Par La rédaction, publié le 03 juillet 2025

Sous la pression géopolitique, le Vieux Continent cherche encore son bouclier numérique. Les géants US caracolent ; il faut fédérer vite ou accepter la dépendance. N’est-il pas trop tard pour imaginer un futur eu égard à la taille des acteurs et des marchés ?


De Jean-Charles Labbat, VP EMEA Igel


Malgré les discours récurrents sur la nécessité de bâtir une cybersécurité souveraine, et une volonté de façade, l’Europe peine à transformer ses ambitions en actions concrètes. Et compromet, par la même occasion, sa capacité à résister aux puissances étrangères dominantes sur la question cyber. Face aux tensions internationales croissantes, elle doit pourtant se doter de moyens réels pour assurer sa résilience et sa souveraineté numérique. Plus qu’un simple enjeu technique, la cybersécurité est devenue un acte de résistance, un facteur clé de puissance.

Certes, les normes réglementaires se multiplient. Mais leur mise en œuvre reste inégale, souvent limitée par le pragmatisme économique et la domination technologique étrangère. D’où cette question : l’Europe manque-t-elle de volonté ?

L’état va intervenir… mais ne nous sauvera pas

Malgré un discours politique valorisant l’innovation, les investissements publics dans la cybersécurité peinent à convaincre. La France affiche certes un PIB de 2917 milliards d’euros, mais elle consacre chaque année près de 1 600 milliards d’euros à ses dépenses publiques, générant un déficit public d’environ 170 milliards d’euros (5.8% du PIB). Dans ce contexte de tension budgétaire, la cybersécurité reste marginale.

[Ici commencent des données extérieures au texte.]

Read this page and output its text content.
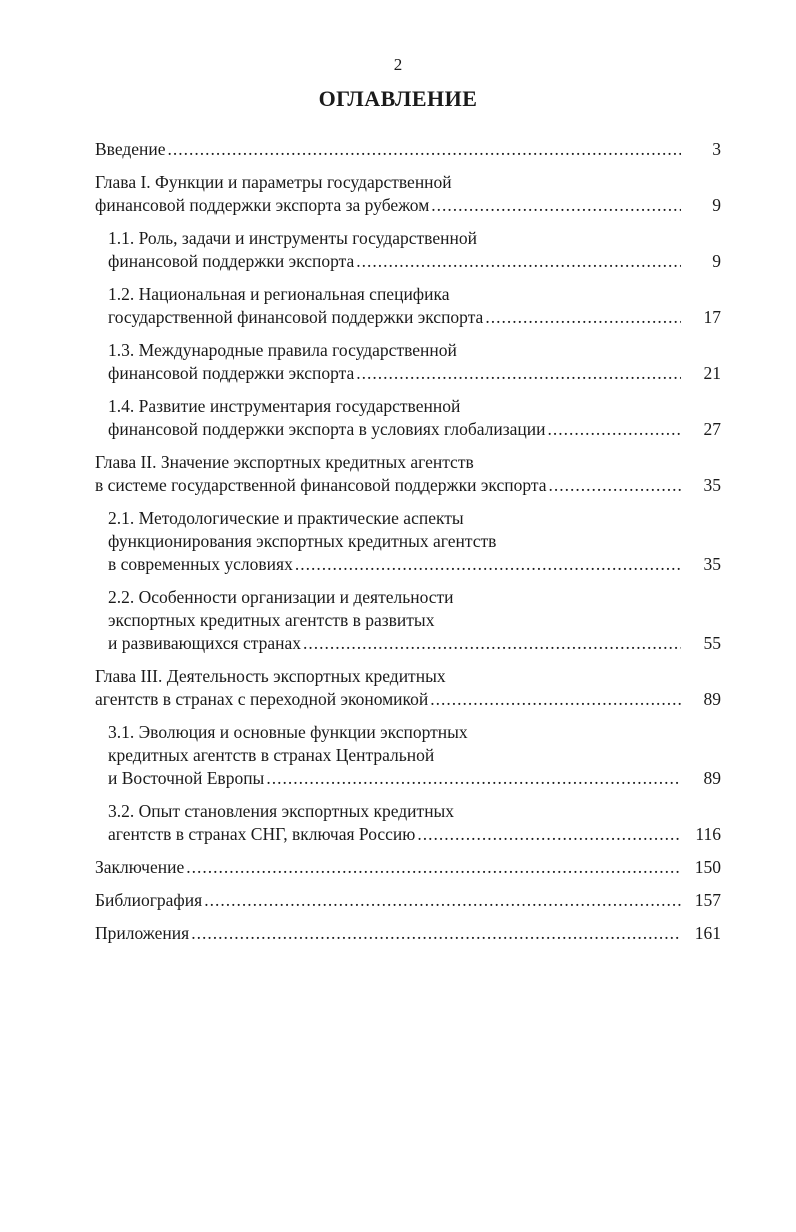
2
ОГЛАВЛЕНИЕ
Введение .....	3
Глава I. Функции и параметры государственной
финансовой поддержки экспорта за рубежом .....	9
1.1. Роль, задачи и инструменты государственной
финансовой поддержки экспорта .....	9
1.2. Национальная и региональная специфика
государственной финансовой поддержки экспорта .....	17
1.3. Международные правила государственной
финансовой поддержки экспорта .....	21
1.4. Развитие инструментария государственной
финансовой поддержки экспорта в условиях глобализации .....	27
Глава II. Значение экспортных кредитных агентств
в системе государственной финансовой поддержки экспорта .....	35
2.1. Методологические и практические аспекты
функционирования экспортных кредитных агентств
в современных условиях .....	35
2.2. Особенности организации и деятельности
экспортных кредитных агентств в развитых
и развивающихся странах .....	55
Глава III. Деятельность экспортных кредитных
агентств в странах с переходной экономикой .....	89
3.1. Эволюция и основные функции экспортных
кредитных агентств в странах Центральной
и Восточной Европы .....	89
3.2. Опыт становления экспортных кредитных
агентств в странах СНГ, включая Россию .....	116
Заключение .....	150
Библиография .....	157
Приложения .....	161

Si la taille du marché mondial de la cyber représentait 193 milliards de dollars en 2023, l’Europe pesait 60 milliards (et environ 10,4 milliards pour la France). Mais le choix historique de la France d’abandonner l’industrie pour se focaliser sur les services, a relégués des secteurs stratégiques comme le développement de produits cyber en arrière-plan. La cybersécurité, qui ne pèse que 0,3% du PIB, figure au rang des secteurs secondaires, peu visible dans les priorités gouvernementales malgré sa portée souveraine et les perspectives de forte croissance de ce secteur. Aux entreprises privées françaises de se positionner et de viser, inévitablement, les marchés européens et internationaux pour espérer atteindre une taille critique tout en sachant que les soutiens publics demeurent limités.

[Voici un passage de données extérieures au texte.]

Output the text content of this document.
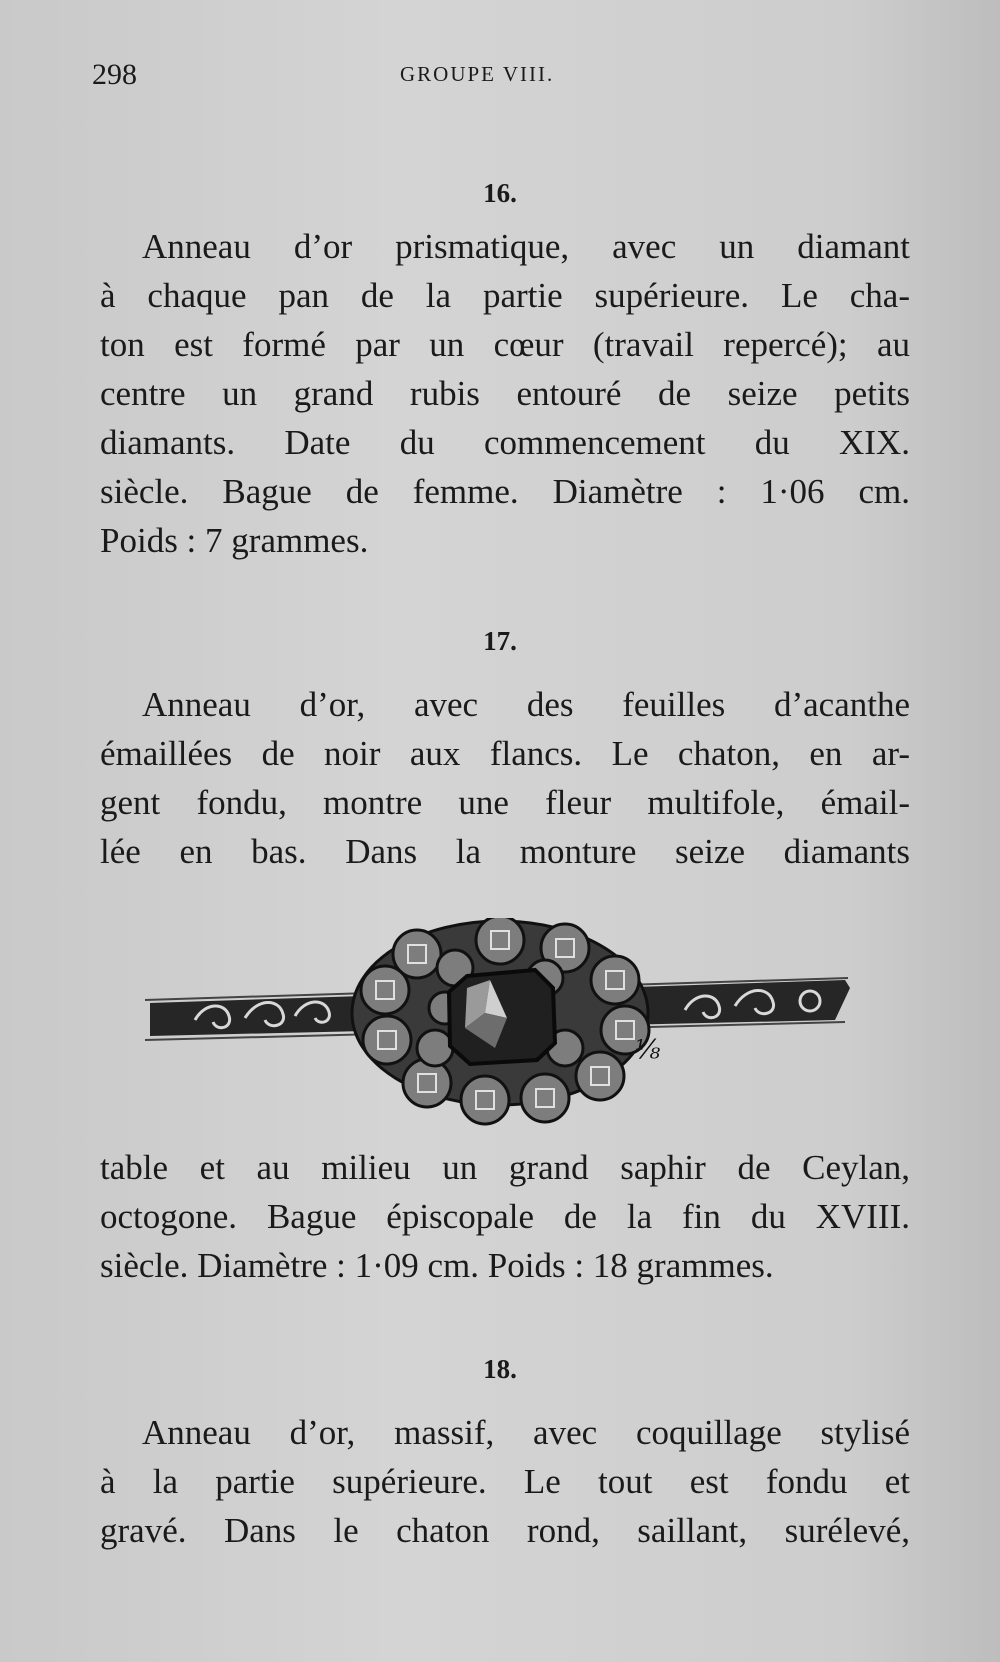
298	GROUPE VIII.
16.
Anneau d’or prismatique, avec un diamant
à chaque pan de la partie supérieure. Le cha-
ton est formé par un cœur (travail repercé); au
centre un grand rubis entouré de seize petits
diamants. Date du commencement du XIX.
siècle. Bague de femme. Diamètre : 1·06 cm.
Poids : 7 grammes.
17.
Anneau d’or, avec des feuilles d’acanthe
émaillées de noir aux flancs. Le chaton, en ar-
gent fondu, montre une fleur multifole, émail-
lée en bas. Dans la monture seize diamants
⅛
table et au milieu un grand saphir de Ceylan,
octogone. Bague épiscopale de la fin du XVIII.
siècle. Diamètre : 1·09 cm. Poids : 18 grammes.
18.
Anneau d’or, massif, avec coquillage stylisé
à la partie supérieure. Le tout est fondu et
gravé. Dans le chaton rond, saillant, surélevé,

Les champions français peinent déjà face aux géants américains

En analysant dix segments majeurs des produits de cybersécurité – quitte à en exclure certains importants comme la sécurité du cloud, les PKI ou les OS – les chiffres hors service révèlent une asymétrie importante entre les leaders américains et les entreprises françaises. Les dix principales sociétés américaines de cybersécurité totalisent 26,7 milliards de dollars de chiffre d’affaires, soit près d’un tiers du marché mondial des produits, estimé à 80,7 milliards. En incluant d’autres poids lourds comme Microsoft, Fortinet ou Wiz, leur part grimpe à environ 70 %.

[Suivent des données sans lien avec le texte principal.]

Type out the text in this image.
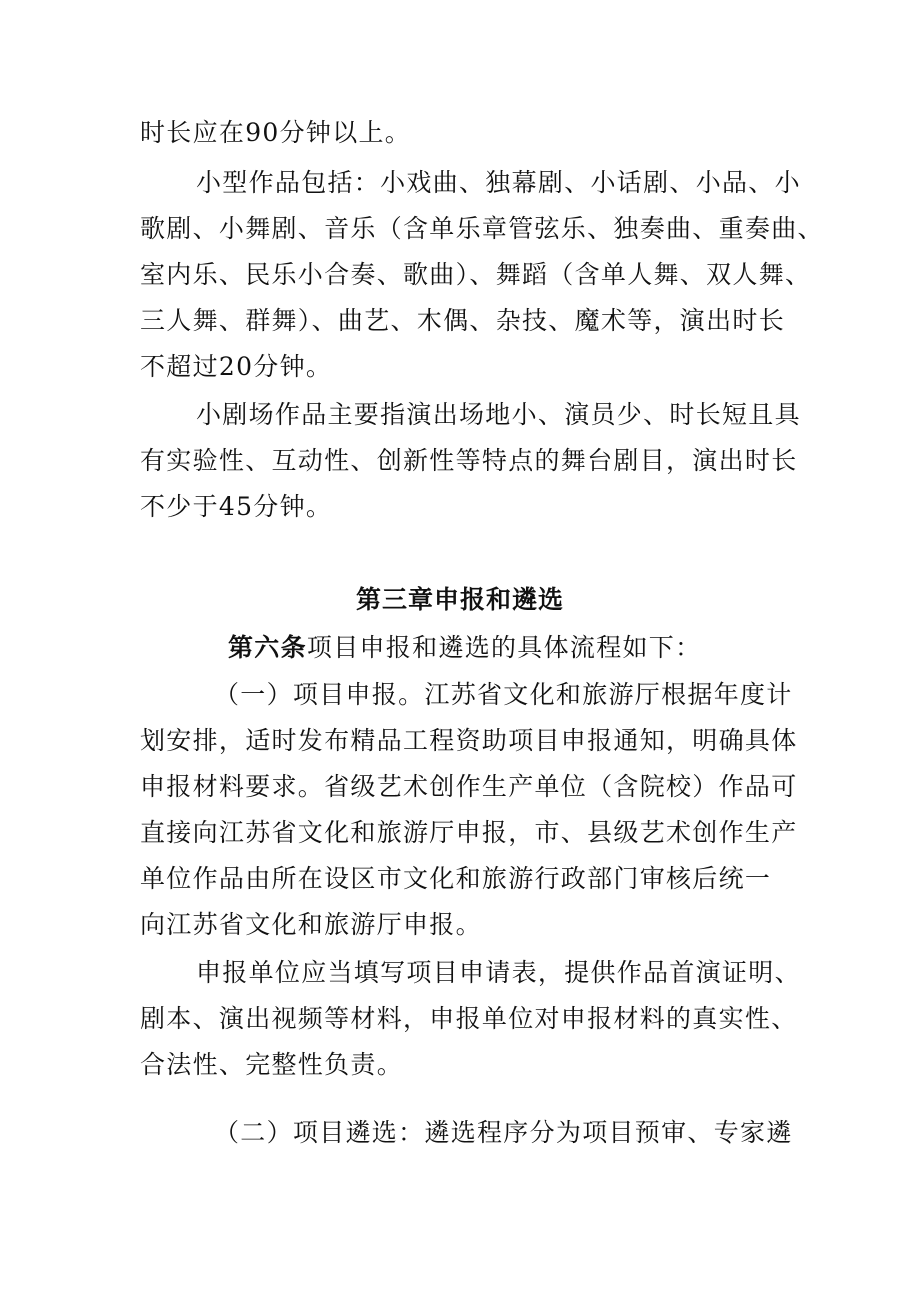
时长应在90分钟以上。
小型作品包括：小戏曲、独幕剧、小话剧、小品、小
歌剧、小舞剧、音乐（含单乐章管弦乐、独奏曲、重奏曲、
室内乐、民乐小合奏、歌曲）、舞蹈（含单人舞、双人舞、
三人舞、群舞）、曲艺、木偶、杂技、魔术等，演出时长
不超过20分钟。
小剧场作品主要指演出场地小、演员少、时长短且具
有实验性、互动性、创新性等特点的舞台剧目，演出时长
不少于45分钟。
第三章申报和遴选
第六条项目申报和遴选的具体流程如下：
（一）项目申报。江苏省文化和旅游厅根据年度计
划安排，适时发布精品工程资助项目申报通知，明确具体
申报材料要求。省级艺术创作生产单位（含院校）作品可
直接向江苏省文化和旅游厅申报，市、县级艺术创作生产
单位作品由所在设区市文化和旅游行政部门审核后统一
向江苏省文化和旅游厅申报。
申报单位应当填写项目申请表，提供作品首演证明、
剧本、演出视频等材料，申报单位对申报材料的真实性、
合法性、完整性负责。
（二）项目遴选：遴选程序分为项目预审、专家遴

Si ces entreprises réalisent une part de leur activité en France estimée autour de 4 % de leur CA total, elles dépassent le milliard de dollars de revenus dans l’Hexagone. À titre de comparaison, les entreprises françaises positionnées sur les mêmes segments génèrent environ 791 millions d’euros, chiffre largement tiré vers le haut par des groupes comme Thales.

Le « made in France », encore récemment vanté dans les discours politiques, ne se retrouve malheureusement pas dans les pratiques d’achat des grands groupes français, qui privilégient des solutions perçues comme plus matures, souvent américaines.

De taille modeste, les entreprises françaises de cybersécurité disposent de ressources 29 fois inférieures à leurs homologues américaines et génèrent un chiffre d’affaires 31 fois moindre. Cette faiblesse structurelle limite leur capacité d’innovation, de développement international et d’attractivité commerciale. La fragmentation de l’offre et l’hyper-focalisation sur le marché français, empêchent assurément l’émergence d’un véritable champion national.

Et certaines pépites, lorsqu’elles atteignent un certain palier de réussite, sont la cible d’acquisition, comme le récent rachat de Hornet Security – maison mère de VADE – par son concurrent américain Proofpoint.

L’avenir de la cybersécurité française est-il lié à l’essor de la défense européenne ?

La reconfiguration géopolitique mondiale pousse aujourd’hui les pays européens à renforcer leur autonomie stratégique. Un mouvement qui pourrait ouvrir une nouvelle opportunité pour l’industrie française de la cybersécurité, en s’adossant à un secteur de la défense en pleine expansion.

L’industrie française de la défense représente un poids économique significatif : 50 milliards d’euros de chiffre d’affaires (1,6 % du PIB et 133 500 emplois). C’est 5 fois plus que le marché de la cybersécurité française, tous segments confondus.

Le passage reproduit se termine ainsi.